Robert Duncan Morse: la sua carta d’identità anagrafica ci dice che nasce nel Maryland, a Takoma Park, il 4 gennaio 1951. Quella sportiva che gioca ala, che è terza scelta dei Buffalo Braves ma non ha mai frequentato i campionati professionistici statunitensi.
Arriva subito in Italia, chiamato da Aza Nikolic a Varese; In 9 anni vice con Varese 1 Coppa Intercontinentale, 3 Coppe Campioni, 1 Coppa delle Coppe, 4 scudetti, 6 titoli di capo-cannoniere.
Il declino di Varese e la voglia di una diversa esperienza lo portano ad Antibes, dove rimane tre anni, prima di chiudere la carriera di nuovo in Italia con la Pallacanestro Reggiana, allora Cantine Riunite. Nei suoi 11 campionati italiani ha realizzato complessivamente 9.785 punti, terzo marcatore assoluto dopo Riva e Oscar.

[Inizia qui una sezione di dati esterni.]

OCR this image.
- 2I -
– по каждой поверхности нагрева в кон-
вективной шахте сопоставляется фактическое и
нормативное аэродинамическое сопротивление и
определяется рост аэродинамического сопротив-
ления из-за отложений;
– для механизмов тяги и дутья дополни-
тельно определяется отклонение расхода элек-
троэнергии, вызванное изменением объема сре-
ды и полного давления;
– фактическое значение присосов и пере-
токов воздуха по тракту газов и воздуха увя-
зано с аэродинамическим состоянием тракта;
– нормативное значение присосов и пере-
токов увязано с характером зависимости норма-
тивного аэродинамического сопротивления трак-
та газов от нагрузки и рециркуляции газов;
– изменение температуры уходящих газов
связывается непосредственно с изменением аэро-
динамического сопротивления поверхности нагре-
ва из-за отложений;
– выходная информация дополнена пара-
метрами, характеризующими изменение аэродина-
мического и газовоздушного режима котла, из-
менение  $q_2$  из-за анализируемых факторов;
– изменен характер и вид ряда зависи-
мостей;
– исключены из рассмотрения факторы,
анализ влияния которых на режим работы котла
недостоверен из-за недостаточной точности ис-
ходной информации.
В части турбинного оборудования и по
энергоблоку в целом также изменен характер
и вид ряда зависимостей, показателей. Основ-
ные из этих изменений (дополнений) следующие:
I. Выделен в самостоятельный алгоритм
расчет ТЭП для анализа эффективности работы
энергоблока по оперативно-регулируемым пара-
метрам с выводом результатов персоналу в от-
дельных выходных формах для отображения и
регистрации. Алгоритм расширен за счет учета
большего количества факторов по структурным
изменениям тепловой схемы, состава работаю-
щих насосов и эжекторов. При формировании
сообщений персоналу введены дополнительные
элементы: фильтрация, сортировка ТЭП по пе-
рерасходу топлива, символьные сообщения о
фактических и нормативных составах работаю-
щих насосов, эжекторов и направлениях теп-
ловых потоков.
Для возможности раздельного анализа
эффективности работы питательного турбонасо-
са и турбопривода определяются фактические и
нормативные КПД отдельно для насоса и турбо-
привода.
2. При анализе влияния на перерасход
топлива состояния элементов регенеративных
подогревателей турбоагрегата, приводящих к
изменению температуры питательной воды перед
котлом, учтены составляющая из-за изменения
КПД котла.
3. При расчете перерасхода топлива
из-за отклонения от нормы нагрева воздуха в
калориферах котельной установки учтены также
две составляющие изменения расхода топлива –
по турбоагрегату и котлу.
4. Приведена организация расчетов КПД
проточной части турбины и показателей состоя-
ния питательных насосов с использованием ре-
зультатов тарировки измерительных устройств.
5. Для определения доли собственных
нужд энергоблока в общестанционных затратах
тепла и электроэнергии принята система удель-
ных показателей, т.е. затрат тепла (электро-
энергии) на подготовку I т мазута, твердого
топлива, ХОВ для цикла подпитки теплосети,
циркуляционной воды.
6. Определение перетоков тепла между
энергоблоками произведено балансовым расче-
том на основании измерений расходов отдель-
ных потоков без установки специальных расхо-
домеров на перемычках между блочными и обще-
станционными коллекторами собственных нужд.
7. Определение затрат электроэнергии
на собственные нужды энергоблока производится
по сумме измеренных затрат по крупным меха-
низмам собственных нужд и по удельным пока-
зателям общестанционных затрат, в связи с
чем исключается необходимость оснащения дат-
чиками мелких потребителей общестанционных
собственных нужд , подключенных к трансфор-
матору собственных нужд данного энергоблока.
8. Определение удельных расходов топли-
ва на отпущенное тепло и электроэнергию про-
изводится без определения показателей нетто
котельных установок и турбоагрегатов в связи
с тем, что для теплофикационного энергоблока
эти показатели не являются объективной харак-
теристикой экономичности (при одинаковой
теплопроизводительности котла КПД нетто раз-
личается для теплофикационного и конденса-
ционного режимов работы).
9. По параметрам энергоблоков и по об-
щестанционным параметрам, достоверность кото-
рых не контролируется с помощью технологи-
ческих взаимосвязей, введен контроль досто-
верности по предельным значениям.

Il mito. E’ difficile per chi abbia meno di una trentina d’anni capire cosa abbia rappresentato Morse. Quando arrivò in Italia il mondo era un altro. Il campionato si disputava essenzialmente tra tre squadre, Cantù, Varese e Milano, 4 quando arriverà Bologna Virtus; era concesso un solo straniero per squadra, i due soli canali Rai esistenti mandavano il basket in prima serata. E degli Stati Uniti nessuno sapeva niente: da là arrivavano ogni tanto gli Harem e poco più. Quindi l’ “americano” della squadra più forte d’Italia era un mito, una forza, il Basket.
Inutile quindi chiedersi se sia stato realmente il miglior giocatore degli anni ’70 in Italia, se sia migliore lui o Mitchell, cosa avrebbe fatto se avesse avuto 25 anni oggi. Il potere che il suo nome esercita ancora adesso è per gli over 30 enorme, e non necessita di spiegazioni logiche. E poi poche storie, Bob Morse è stato un grande. Il suo alfabeto era ancora più essenziale di quello inventato dal suo omonimo: niente linee e solo punti. Un grandissimo tiratore. Nel suo secondo anno a Reggio adattatosi alla nuova regola del tiro da tre, ridiventa una macchina da canestri, nonostante il gioco controllato della squadra. Ma non solo. Disposto in tutta umiltà a seguire la disciplina tattica chiestagli da Lombardi, ad estenuarsi in difesa, a lottare a rimbalzo, a buttarsi per terra, giocatore ma anche uomo a più dimensioni: amante del teatro, della buona tavola, delle ricchezze naturali e culturali dell’Italia. Avere rivestito Bob Mitraglia con la maglia della nostra squadra è motivo d’orgoglio per tutti noi.